Wednesday March 5th. BRLSI joined forces with Bath Literary Festival to bring acclaimed scholar and poet Ruth Padel, great- great granddaughter of Charles Darwin, to the Elwin Room.
Jointly promoted with Bath Literary Festival, a large audience enjoyed a rare treat with a visit by classical scholar, poet and journalist Ruth Padel, reading from her latest book: Darwin, A Life in Poems. Recited with beautiful clarity and calm, sensitive nuance, Padel’s words gave us a privileged and touching insight into the long and complex life of Charles Darwin that was a moving tribute from his attentive and articulate great, great granddaughter.
From Darwin’s distaste for the Chapel School in Shrewsbury, thoughts from the year his mother died, and his newt collecting, we travelled soon to Edinburgh where his medical studies found in him a hatred of operations and the thought of pain. He far preferred the company of the oyster-fishers of the Firth of Forth, and learning how to stuff birds from John Edmundson, a freed slave, engaged for these instructions at £1 an hour. Sent then by his frustrated father to Cambridge to study for the Church, he again preferred the company of botany professor John Stevens Henslow, and Sidgwick’s expeditions to North Wales.
Then came the Beagle. Several excerpts set in 1832 depict his impatience to know the names of all the rocks from which the pebbles came, his familiarity with the works of Alexander von Humboldt (naturalist and explorer of S America), his infatuation with the pods and racemes of tamarind. Like blood, he is possessed by chlorophyll, and by the discovery of new insects, ‘like giving to a blind man eyes’.

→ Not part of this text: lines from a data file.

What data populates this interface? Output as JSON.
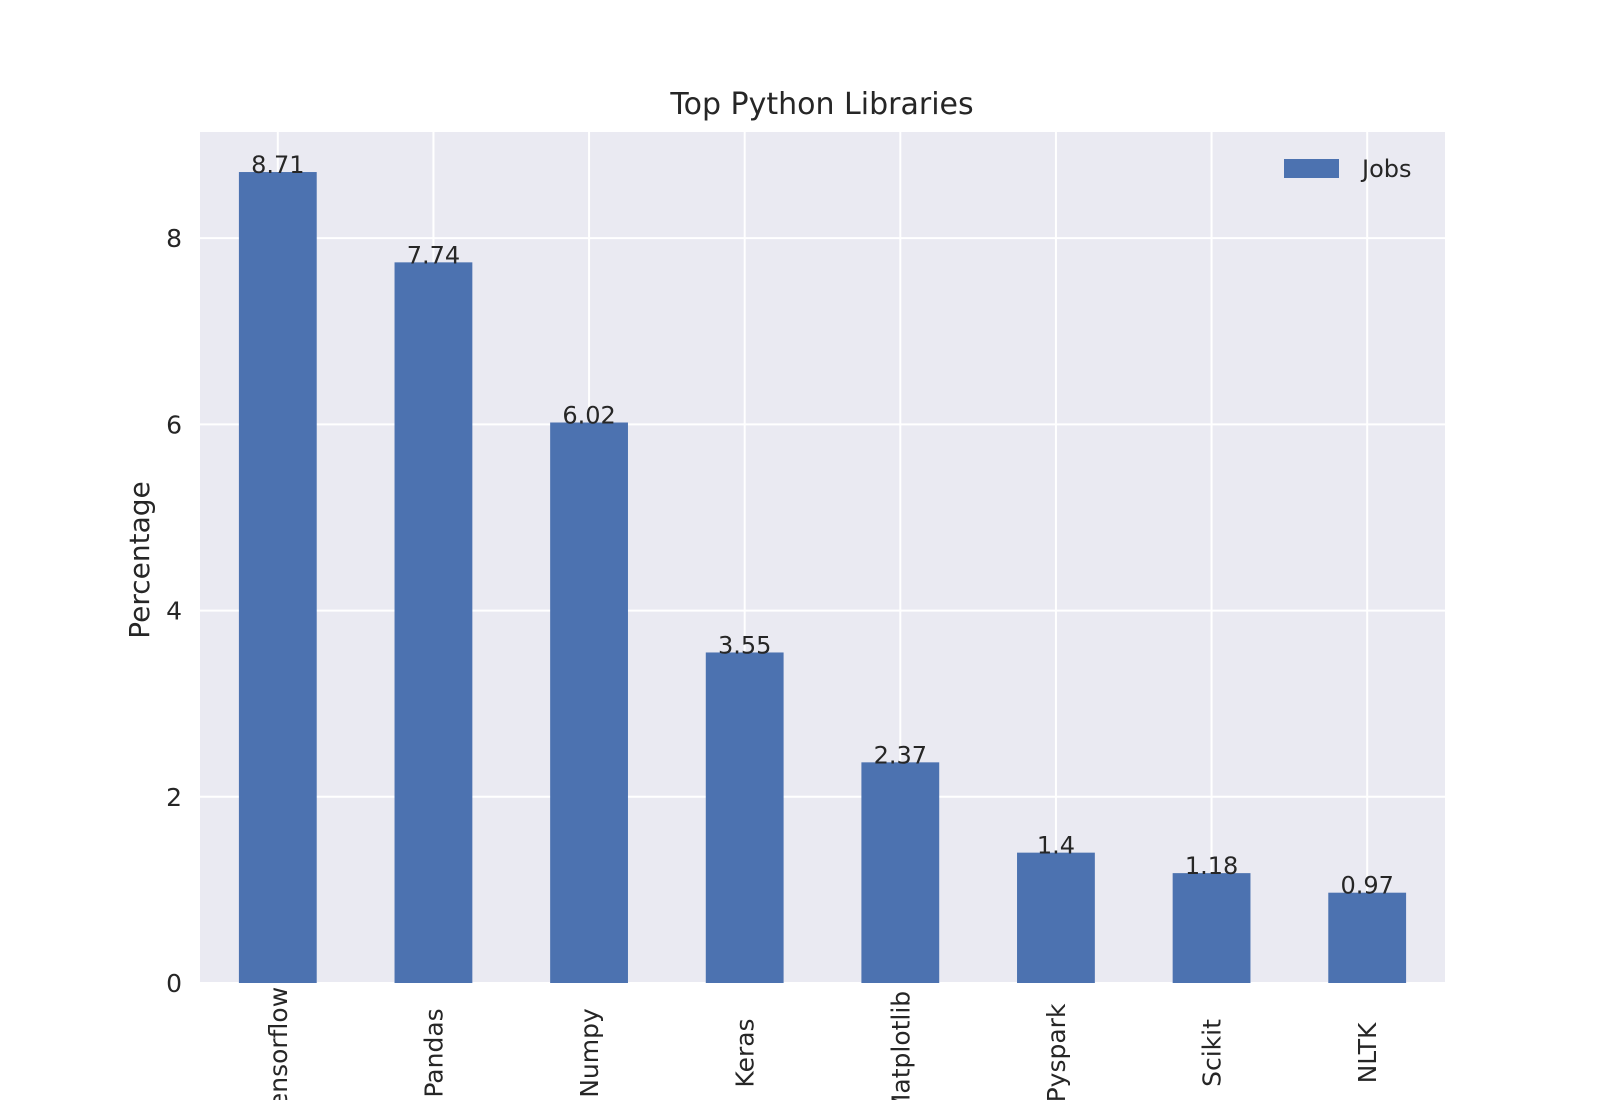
{
  "chart_data": {
    "type": "bar",
    "title": "Top Python Libraries",
    "xlabel": "",
    "ylabel": "Percentage",
    "categories": [
      "Tensorflow",
      "Pandas",
      "Numpy",
      "Keras",
      "Matplotlib",
      "Pyspark",
      "Scikit",
      "NLTK"
    ],
    "series": [
      {
        "name": "Jobs",
        "values": [
          8.71,
          7.74,
          6.02,
          3.55,
          2.37,
          1.4,
          1.18,
          0.97
        ],
        "value_labels": [
          "8.71",
          "7.74",
          "6.02",
          "3.55",
          "2.37",
          "1.4",
          "1.18",
          "0.97"
        ]
      }
    ],
    "ylim": [
      0,
      9.14
    ],
    "yticks": [
      0,
      2,
      4,
      6,
      8
    ],
    "ytick_labels": [
      "0",
      "2",
      "4",
      "6",
      "8"
    ],
    "grid": true,
    "legend_position": "top-right",
    "colors": {
      "bar": "#4c72b0",
      "plot_background": "#eaeaf2",
      "grid": "#ffffff",
      "text": "#262626"
    }
  }
}
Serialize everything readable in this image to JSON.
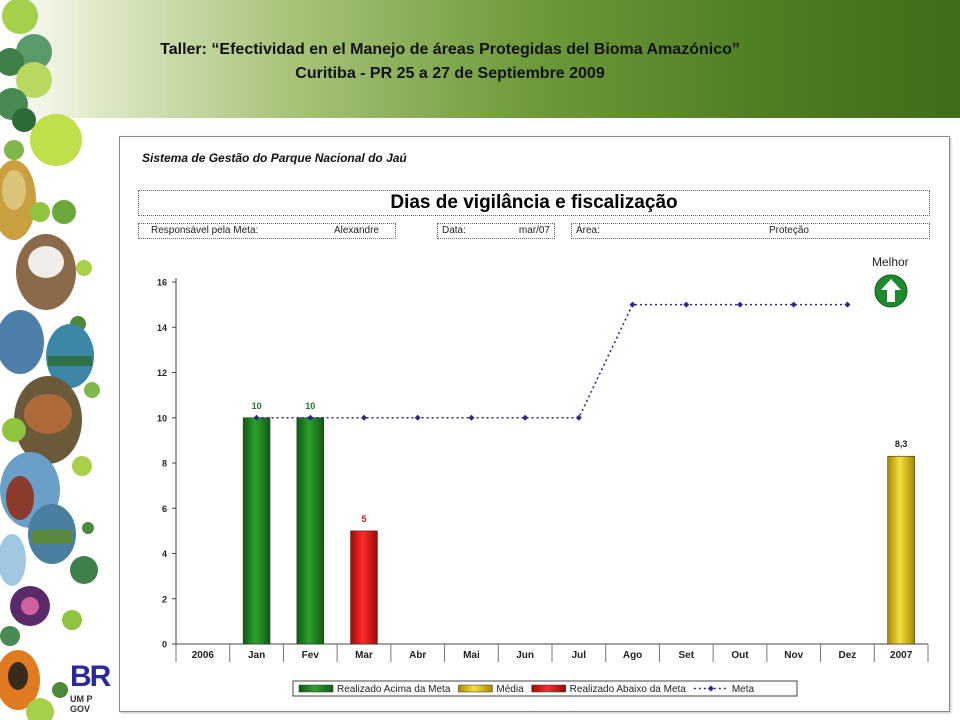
{
  "slide": {
    "title_line1": "Taller: “Efectividad en el Manejo de áreas Protegidas del  Bioma Amazónico”",
    "title_line2": "Curitiba - PR 25 a 27 de Septiembre 2009"
  },
  "logo": {
    "letters": "BR",
    "sub1": "UM P",
    "sub2": "GOV"
  },
  "panel": {
    "system_name": "Sistema de Gestão do Parque Nacional do Jaú",
    "chart_title": "Dias de vigilância e fiscalização",
    "responsavel_label": "Responsável pela Meta:",
    "responsavel_value": "Alexandre",
    "data_label": "Data:",
    "data_value": "mar/07",
    "area_label": "Área:",
    "area_value": "Proteção",
    "melhor_label": "Melhor"
  },
  "colors": {
    "green_bar": "#1e7a1e",
    "yellow_bar": "#e6c200",
    "red_bar": "#e01010",
    "meta_line": "#2a2a8a",
    "green_label": "#1e7a1e",
    "red_label": "#e01010"
  },
  "icons": {
    "melhor": "up-arrow-icon"
  },
  "chart_data": {
    "type": "bar",
    "categories": [
      "2006",
      "Jan",
      "Fev",
      "Mar",
      "Abr",
      "Mai",
      "Jun",
      "Jul",
      "Ago",
      "Set",
      "Out",
      "Nov",
      "Dez",
      "2007"
    ],
    "ylim": [
      0,
      16
    ],
    "yticks": [
      0,
      2,
      4,
      6,
      8,
      10,
      12,
      14,
      16
    ],
    "series": [
      {
        "name": "Realizado Acima da Meta",
        "kind": "bar",
        "color": "#1e7a1e",
        "values": [
          null,
          10,
          10,
          null,
          null,
          null,
          null,
          null,
          null,
          null,
          null,
          null,
          null,
          null
        ],
        "labels": [
          null,
          "10",
          "10",
          null,
          null,
          null,
          null,
          null,
          null,
          null,
          null,
          null,
          null,
          null
        ]
      },
      {
        "name": "Média",
        "kind": "bar",
        "color": "#e6c200",
        "values": [
          null,
          null,
          null,
          null,
          null,
          null,
          null,
          null,
          null,
          null,
          null,
          null,
          null,
          8.3
        ],
        "labels": [
          null,
          null,
          null,
          null,
          null,
          null,
          null,
          null,
          null,
          null,
          null,
          null,
          null,
          "8,3"
        ]
      },
      {
        "name": "Realizado Abaixo da Meta",
        "kind": "bar",
        "color": "#e01010",
        "values": [
          null,
          null,
          null,
          5,
          null,
          null,
          null,
          null,
          null,
          null,
          null,
          null,
          null,
          null
        ],
        "labels": [
          null,
          null,
          null,
          "5",
          null,
          null,
          null,
          null,
          null,
          null,
          null,
          null,
          null,
          null
        ]
      },
      {
        "name": "Meta",
        "kind": "line",
        "color": "#2a2a8a",
        "values": [
          null,
          10,
          10,
          10,
          10,
          10,
          10,
          10,
          15,
          15,
          15,
          15,
          15,
          null
        ]
      }
    ],
    "legend_position": "bottom",
    "grid": false
  }
}
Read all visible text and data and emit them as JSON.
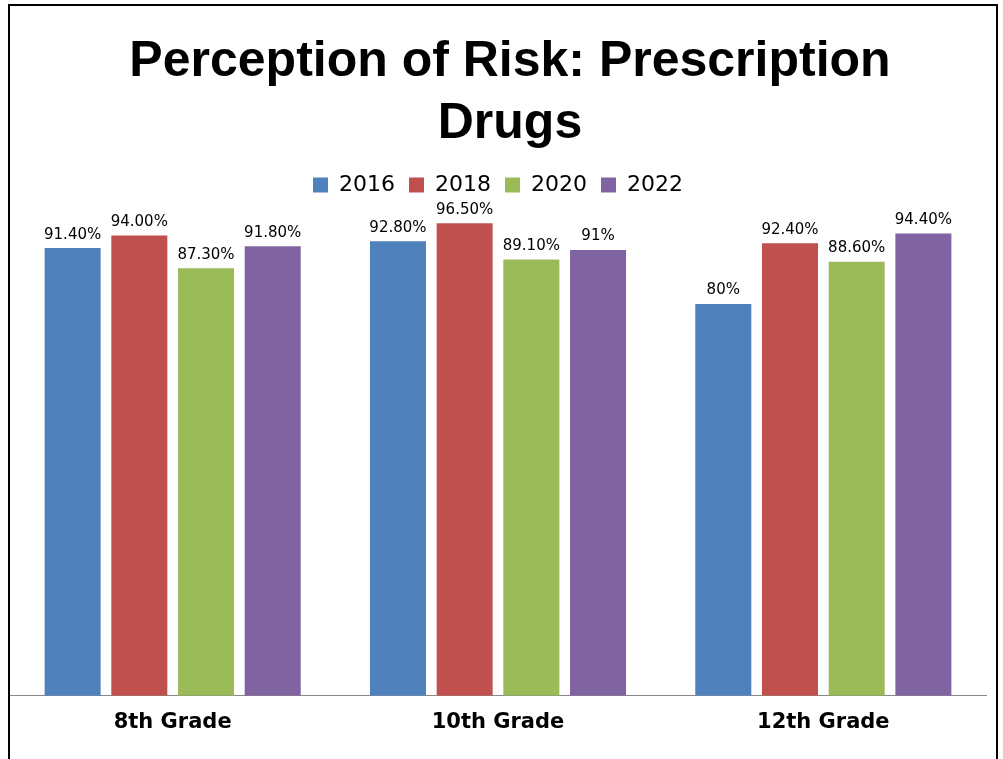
{
  "chart_data": {
    "type": "bar",
    "title": "Perception of Risk: Prescription Drugs",
    "categories": [
      "8th Grade",
      "10th Grade",
      "12th Grade"
    ],
    "series": [
      {
        "name": "2016",
        "color": "#4f81bd",
        "values": [
          91.4,
          92.8,
          80
        ],
        "value_labels": [
          "91.40%",
          "92.80%",
          "80%"
        ]
      },
      {
        "name": "2018",
        "color": "#c0504d",
        "values": [
          94.0,
          96.5,
          92.4
        ],
        "value_labels": [
          "94.00%",
          "96.50%",
          "92.40%"
        ]
      },
      {
        "name": "2020",
        "color": "#9bbb59",
        "values": [
          87.3,
          89.1,
          88.6
        ],
        "value_labels": [
          "87.30%",
          "89.10%",
          "88.60%"
        ]
      },
      {
        "name": "2022",
        "color": "#8064a2",
        "values": [
          91.8,
          91,
          94.4
        ],
        "value_labels": [
          "91.80%",
          "91%",
          "94.40%"
        ]
      }
    ],
    "grid": false,
    "legend": "top"
  }
}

By the spring of 1835 he is in Chile, witnessing the ungainly run of ostriches in their black and white skirts, the horrors of the ‘kissing bug’, pestillential insects and the perniscious livelong sicknesses they spread with their proboscis. Many, many notebooks: first to note, next to think – about species, and species change? The human mind is shaped by its animal past; our passions are derived from our descent. Our grandfather is Satan, in the form of a … baboon. Worries about belief. Father’s advice: if you have any doubts, don’t tell the wife – advice he was to ignore, and thus sow much distress in his ailing wife, but most fortunately she got better.
In 1851 a dying child, noon, a peal of thunder, expiry without a sigh. Extinction, survival of the fittest. Later, 1858, a letter from Alfred Russel Wallace about his ideas on evolution. Haste to publish On the Origin. 1859, priced 15/-, the first edition sells out in a day. Several later editions and many other publications follow. Then at the end, his London friends send down for him a shiny coffin, bound for Wesminster. The village carpenter rails, ‘he only wanted a plain box of rough-sawn planks’.
With such simple, moving images, and many others, Ruth Padel shared her personal insights into her illustrious, if private, forbear.
Martin Sturge
Darwin and Beyond Programme Manager.